Alors que les bandes dessinées (Timothée, La Famille Citrouillard, Le père Ladébauche) connaissaient une grande popularité dans La Presse et La Patrie, pourquoi n’apparaissent-elles pas dans les autres journaux du début du XXe siècle? M. Viau a trouvé la réponse à ce sujet :

« [en] faisant la mise à jour de mon livre, en poursuivant mes recherches, bien, je suis tombé sur des articles. Il y avait vraiment une grosse campagne contre les bandes dessinées, à l’époque, et on s’attaquait à La Presse et à La Patrie, qui publiaient ça. On disait que c’était antipatriotique, parce qu’on se moquait des paysans canadiens-français […]. Donc, c’était une presse qui était, en général, très conservatrice, très catholique, et on s’opposait à cette modernité-là, quelque chose qui venait des États-Unis. C’était assez courant comme critique de la part de ces journaux-là. On s’opposait à ce qui venait des États-Unis, autant le cinéma, le jazz, la danse, et tout ça. Et les bandes dessinées. »
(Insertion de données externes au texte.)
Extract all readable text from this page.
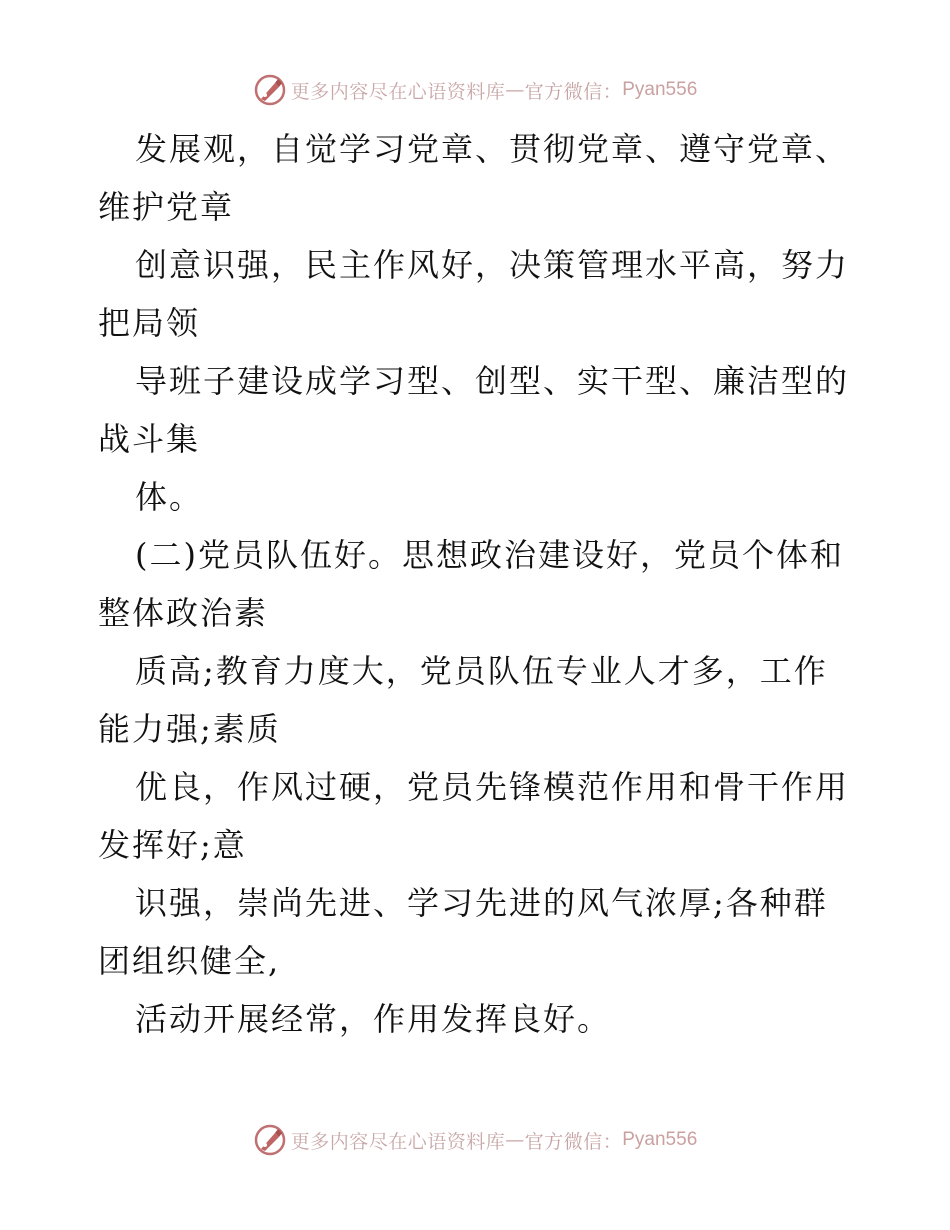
更多内容尽在心语资料库 — 官方微信： Pyan556
发展观，自觉学习党章、贯彻党章、遵守党章、
维护党章
创意识强，民主作风好，决策管理水平高，努力
把局领
导班子建设成学习型、创型、实干型、廉洁型的
战斗集
体。
(二)党员队伍好。思想政治建设好，党员个体和
整体政治素
质高;教育力度大，党员队伍专业人才多，工作
能力强;素质
优良，作风过硬，党员先锋模范作用和骨干作用
发挥好;意
识强，崇尚先进、学习先进的风气浓厚;各种群
团组织健全,
活动开展经常，作用发挥良好。
更多内容尽在心语资料库 — 官方微信： Pyan556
Il faudrait attendre jusqu’aux années 60, avec l’arrivée d’Astérix au Québec, pour que la bande dessinée puisse connaître un véritable engouement, autant chez les jeunes que chez les adultes.

« Astérix a donc eu un gros succès au Québec. A aussi légitimisé, d’une certaine façon, la bande dessinée, qui a été longtemps décriée par des instances religieuses et éducatives […]. Jusque vers la fin des années 50, il y avait des campagnes contre les bandes dessinées, comme quoi c’était mauvais pour la moralité et tout ça. Et c’est Astérix qui a légitimisé la chose et qui a fait que les adultes se sont mis à lire de la bande dessinée. »

Pour rédiger autant sur l’histoire de la BD québécoise, M. Viau devait entre autres effectuer de longues recherches à la Bibliothèque et Archives nationales du Québec (BAnQ). Aujourd’hui, il peut profiter des numérisations de journaux offerts par l’organisme et il peut aussi compter sur l’aide de passionnés de la bande dessinée, dont André Fournier, qui est derrière le groupe Facebook Les Amis de la BD de journal du Québec.

Si tout se déroule bien, le tome 3 de BDQ (qui couvrira la période 1979-1999) devra sortir à l’automne 2022. En attendant, nous ne pouvons que nous impatienter pour la sortie du tome 2, qui s’attardera sur une décennie riche en créativité : les années 1970.